Un écrivain est peut-être quelqu'un qui, dans l'enfance, apprend à chercher et à déchiffrer des indices; quelqu'un qui écoute avec attention ce qui est dit afin d'entendre ce qui ne l'est pas; quelqu'un qui devient sensible aux nuances, aux sous-entendus et aux expressions fugitives des visages. (p. 81)
Le jour, les obsessions de l'insomniaque s'estompent comme les images sur un écran quand les lumières s'allument.
Mais la nuit, on entend, on sent battre tout près les ailes de la folie...
Rien d'aussi profond et d'aussi durable que l'amour de la petite enfance. Cette fascination que nous éprouvons toute notre vie pour nos jeunes parents séduisants et mystérieux- qui étaient à la fois physiquement proches de nous, et cependant distincts inaccessibles et inconnaissables. Est-ce là l'histoire d'amour originelle, qui colore et détermine toute notre vie à suivre ? (p. 21)
Car il ne faut jamais sous estimer le pouvoir-bénéfique, maléfique, profond et irrésistible-des lieux.
Il est des intimités, des secrets, des épiphanies, des révélations et des faits historiques dont je ne dirai jamais rien, surtout par écrit.

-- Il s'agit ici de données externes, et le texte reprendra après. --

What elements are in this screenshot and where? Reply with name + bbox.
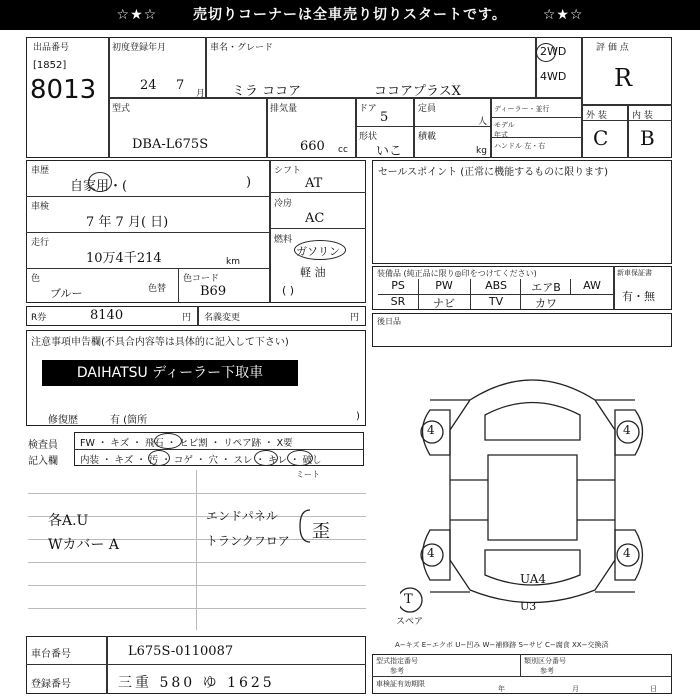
- load-unit: kg: [476, 146, 487, 156]
- equip-ps: PS: [391, 279, 405, 292]
- shift-label: シフト: [274, 166, 302, 176]
- chassis-value: L675S-0110087: [128, 644, 234, 659]
- fuel-diesel: 軽 油: [300, 266, 326, 279]
- car-grade: ココアプラスX: [374, 84, 461, 99]
- fuel-gasoline: ガソリン: [296, 245, 340, 258]
- handle-label: ハンドル 左・右: [494, 142, 546, 150]
- damage-legend: A−キズ E−エクボ U−凹み W−補修跡 S−サビ C−腐食 XX−交換済: [395, 641, 609, 649]
- capacity-unit: 人: [478, 117, 488, 127]
- record-label: 記入欄: [28, 456, 58, 467]
- score-label: 評 価 点: [596, 43, 629, 53]
- mileage-label: 走行: [31, 238, 50, 248]
- notes-label: 注意事項申告欄(不具合内容等は具体的に記入して下さい): [31, 337, 289, 348]
- mileage-unit: km: [226, 257, 240, 267]
- shift-value: AT: [305, 176, 323, 191]
- color-code-label: 色コード: [183, 274, 220, 284]
- recycle-value: 8140: [90, 308, 124, 323]
- color-code-value: B69: [200, 284, 227, 299]
- int-dirt-circle: [148, 450, 170, 466]
- history-close: ): [246, 175, 252, 190]
- history-value: 自家用・(: [70, 179, 128, 194]
- interior-row: 内装 ・ キズ ・ 汚 ・ コゲ ・ 穴 ・ スレ ・ キレ ・ 破し: [80, 455, 322, 466]
- drive-4wd: 4WD: [540, 70, 567, 83]
- note-right-2: トランクフロア: [206, 534, 290, 548]
- dealer-label: ディーラー・並行: [494, 105, 550, 113]
- exterior-label: 外 装: [586, 111, 607, 121]
- mileage-value: 10万4千214: [86, 251, 162, 266]
- drive-2wd-circle: [536, 43, 556, 62]
- dealer-tradein-badge: DAIHATSU ディーラー下取車: [42, 360, 298, 386]
- equip-sr: SR: [390, 295, 406, 308]
- equip-pw: PW: [435, 279, 453, 292]
- ref-label-1: 参考: [390, 667, 404, 675]
- plate-label: 登録番号: [31, 679, 71, 690]
- mark-rear-bumper: U3: [520, 600, 537, 613]
- inspector-label: 検査員: [28, 440, 58, 451]
- equip-navi: ナビ: [433, 297, 455, 310]
- cert-expiry-label: 車検証有効期限: [376, 680, 425, 688]
- banner-stars-right: ☆★☆: [542, 7, 584, 23]
- shape-value: いこ: [376, 144, 403, 159]
- car-name: ミラ ココア: [232, 84, 302, 99]
- equip-leather: カワ: [535, 297, 557, 310]
- chassis-label: 車台番号: [31, 649, 71, 660]
- int-cut-circle: [287, 450, 313, 466]
- repair-history-close: ): [356, 411, 360, 422]
- equip-aw: AW: [583, 279, 601, 292]
- ac-label: 冷房: [274, 199, 293, 209]
- repair-history-value: 有 (箇所: [110, 415, 148, 426]
- lot-number: 8013: [30, 75, 97, 105]
- equip-airbag: エアB: [531, 281, 561, 294]
- after-items-label: 後日品: [377, 317, 401, 326]
- note-right-tag: 歪: [312, 521, 330, 542]
- fw-chip-circle: [154, 433, 182, 449]
- fuel-other: ( ): [282, 284, 295, 297]
- displacement-label: 排気量: [270, 104, 298, 114]
- note-bracket: [296, 508, 314, 544]
- fuel-circle: [294, 240, 346, 260]
- color-change-label: 色替: [148, 284, 167, 294]
- lot-sub: [1852]: [33, 60, 67, 71]
- cert-day: 日: [650, 685, 657, 693]
- cert-year: 年: [498, 685, 505, 693]
- mark-front-right: 4: [623, 423, 631, 437]
- equip-abs: ABS: [485, 279, 507, 292]
- note-right-1: エンドパネル: [206, 509, 278, 523]
- inspection-label: 車検: [31, 202, 50, 212]
- reg-month: 7: [176, 78, 185, 93]
- class-number-label: 類別区分番号: [524, 657, 566, 665]
- color-value: ブルー: [50, 287, 83, 300]
- doors-label: ドア: [359, 104, 377, 114]
- ac-value: AC: [305, 211, 325, 226]
- doors-value: 5: [380, 110, 389, 125]
- fuel-label: 燃料: [274, 235, 293, 245]
- banner-stars-left: ☆★☆: [116, 7, 158, 23]
- drive-2wd: 2WD: [540, 45, 567, 58]
- model-value: DBA-L675S: [132, 137, 209, 152]
- ref-label-2: 参考: [540, 667, 554, 675]
- displacement-value: 660: [300, 139, 325, 154]
- interior-grade: B: [640, 126, 655, 150]
- interior-label: 内 装: [632, 111, 653, 121]
- spare-label: スペア: [396, 617, 424, 627]
- type-designation-label: 型式指定番号: [376, 657, 418, 665]
- warranty-yesno: 有・無: [622, 290, 655, 303]
- car-name-label: 車名・グレード: [210, 43, 274, 53]
- recycle-label: R券: [31, 313, 47, 323]
- lot-label: 出品番号: [33, 43, 70, 53]
- color-label: 色: [31, 274, 41, 284]
- score-value: R: [614, 64, 633, 92]
- model-year-label: モデル 年式: [494, 121, 515, 139]
- spare-mark: T: [404, 592, 413, 607]
- name-change-unit: 円: [350, 313, 360, 323]
- header-banner: [0, 0, 700, 30]
- history-circle: [88, 172, 112, 192]
- warranty-label: 新車保証書: [617, 269, 652, 277]
- equip-tv: TV: [488, 295, 504, 308]
- fw-row: FW ・ キズ ・ 飛石 ・ ヒビ割 ・ リペア跡 ・ X要: [80, 438, 293, 449]
- mark-front-left: 4: [427, 423, 435, 437]
- cert-month: 月: [572, 685, 579, 693]
- displacement-unit: cc: [338, 145, 348, 155]
- banner-text: 売切りコーナーは全車売り切りスタートです。: [193, 7, 507, 23]
- after-items-box: [372, 313, 672, 347]
- capacity-label: 定員: [418, 104, 437, 114]
- int-note: ミート: [296, 470, 320, 479]
- note-left-2: Wカバー A: [48, 537, 119, 553]
- history-label: 車歴: [31, 166, 50, 176]
- model-label: 型式: [112, 104, 131, 114]
- plate-value: 三重 580 ゆ 1625: [118, 675, 275, 691]
- recycle-row: [26, 306, 366, 326]
- name-change-label: 名義変更: [204, 313, 241, 323]
- shape-label: 形状: [359, 132, 378, 142]
- equipment-label: 装備品 (純正品に限り◎印をつけてください): [377, 269, 537, 278]
- exterior-grade: C: [593, 126, 609, 150]
- mark-rear-right: 4: [623, 546, 631, 560]
- mark-rear-left: 4: [427, 546, 435, 560]
- reg-month-unit: 月: [196, 89, 206, 99]
- note-left-1: 各A.U: [48, 513, 89, 529]
- load-label: 積載: [418, 132, 437, 142]
- repair-history-label: 修復歴: [48, 415, 78, 426]
- reg-year: 24: [140, 78, 157, 93]
- inspection-value: 7 年 7 月( 日): [86, 215, 169, 230]
- mark-rear-gate: UA4: [520, 572, 547, 586]
- recycle-unit: 円: [182, 313, 192, 323]
- first-reg-label: 初度登録年月: [112, 43, 167, 53]
- int-wear-circle: [254, 450, 278, 466]
- sales-point-label: セールスポイント (正常に機能するものに限ります): [378, 167, 609, 178]
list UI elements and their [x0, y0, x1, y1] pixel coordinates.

Assurément, selon nos critères d'aujourd'hui, certaines de ces agressions seraient qualifiées de sexuelles, mais en réalité c'était plutôt de la brutalité - une brutalité physique - assez semblable à celle dont ces mêmes garçons faisaient preuve à l'égard des animaux sans défense (....) qu'ils parvenaient parfois à attraper.(...) Je me rendis compte que j'étais stupéfaite d'avoir réellement vécu ces harcèlements, des mois et même des années durant, et d'avoir d'une certaine manière appris à les accepter avec le fatalisme d'un enfant qui, ne voyant aucun moyen de changer les choses, doit changer la perception qu'il en a. (p198-199)
Le ciel, dans ces lieux abandonnés avait la teinte de l'éclat de la tôle.
Quand la mémoire doit remonter des dizaines d'années en arrière, elle a de grandes chances d'être imprécise, à la manière d'un filet déchiré, jeté au hasard, pouvant ramener le négligeable aussi bien que manquer l'essentiel.
Longtemps inoccupée et condamnée l'école de district no 7 fut finalement rasée à la fin des années 1970...Bientôt le souvenir de ces écoles à classe unique ne survivra plus, au mieux, que sur des photographies : associées à un passé mythopoétique de la Frontière, qui, quand il était vécu, était, pour nous qui le vivions, tout simplement la vie.
Au commencement, nous sommes des enfants imaginant des fantômes qui nous effraient. Peu à peu, au cours de nos longues vies, nous devenons nous-mêmes ces fantômes, hantant les paysages perdus de notre enfance.